Cenários estratégicos desta actividade febril são os laboratórios que funcionam em Fort Detrick – o Instituto de Pesquisas Infecciosas do Exército (USAMRIID) e o Centro Nacional de Análise e Contramedidas de Defesa (NBACC) – precisamente as instalações encerradas pelo CDC em Julho e nas imediações das quais se preparou a equipa norte-americana enviada aos Jogos Militares Mundiais. Entre as 16 prioridades que se investigam nestas instalações está a caracterização de patógenos clássicos, emergentes e geneticamente modificados; e o estudo de patógenos mortais, incluindo ébola, antraz e coronavírus, no âmbito da ligação entre os morcegos e as armas biológicas.

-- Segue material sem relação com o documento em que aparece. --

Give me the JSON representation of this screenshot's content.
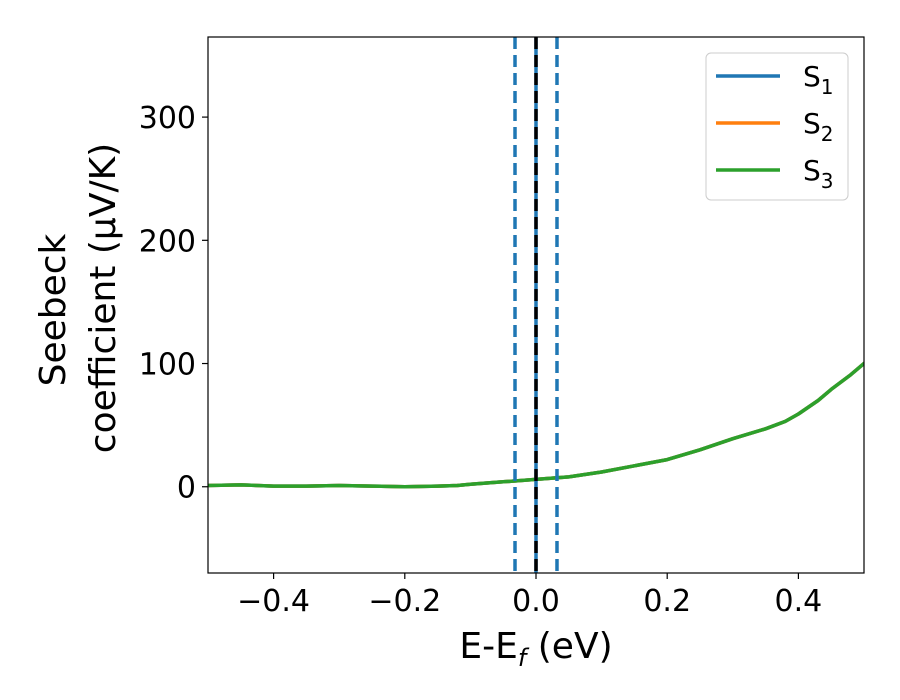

Nada permite dizer que existe uma relação de causa e efeito entre o frenesim investigativo do terror biológico e o vírus que infectou o cidadão italiano Mattia, os trabalhadores do Oriental Hotel em Wuhan ou os frequentadores do mercado de frutos do mar e animais exóticos de Huanan. Quando a corporativa CNN, porém, cita agora agentes da inteligência norte-americana que teriam advertido para a circulação de um surto viral em Wuhan na segunda metade de Novembro é legítimo deduzir que os espiões saberiam até mais do que as próprias autoridades de Pequim.

O académico chinês Zhong Nanshan afirma, por seu lado, que «o surto foi identificado pela primeira vez na China mas isso não significa forçosamente que se tenha originado na China».

Por todas as razões e mais estas seria fulcral, em nome da saúde dos habitantes do planeta, descobrir o Paciente Zero desta pandemia que nos aterroriza; e também identificar as origens das três outras epidemias das quatro que já atingiram a China nos vinte anos incompletos que tem o século XXI.

Cooperação e Investigação precisam-se. Mas há quem as não permita ao mesmo tempo que manipula a realidade de maneira arrogante. Uma atitude que incita à reflexão, sobretudo quando estão milhões de vidas humanas em jogo.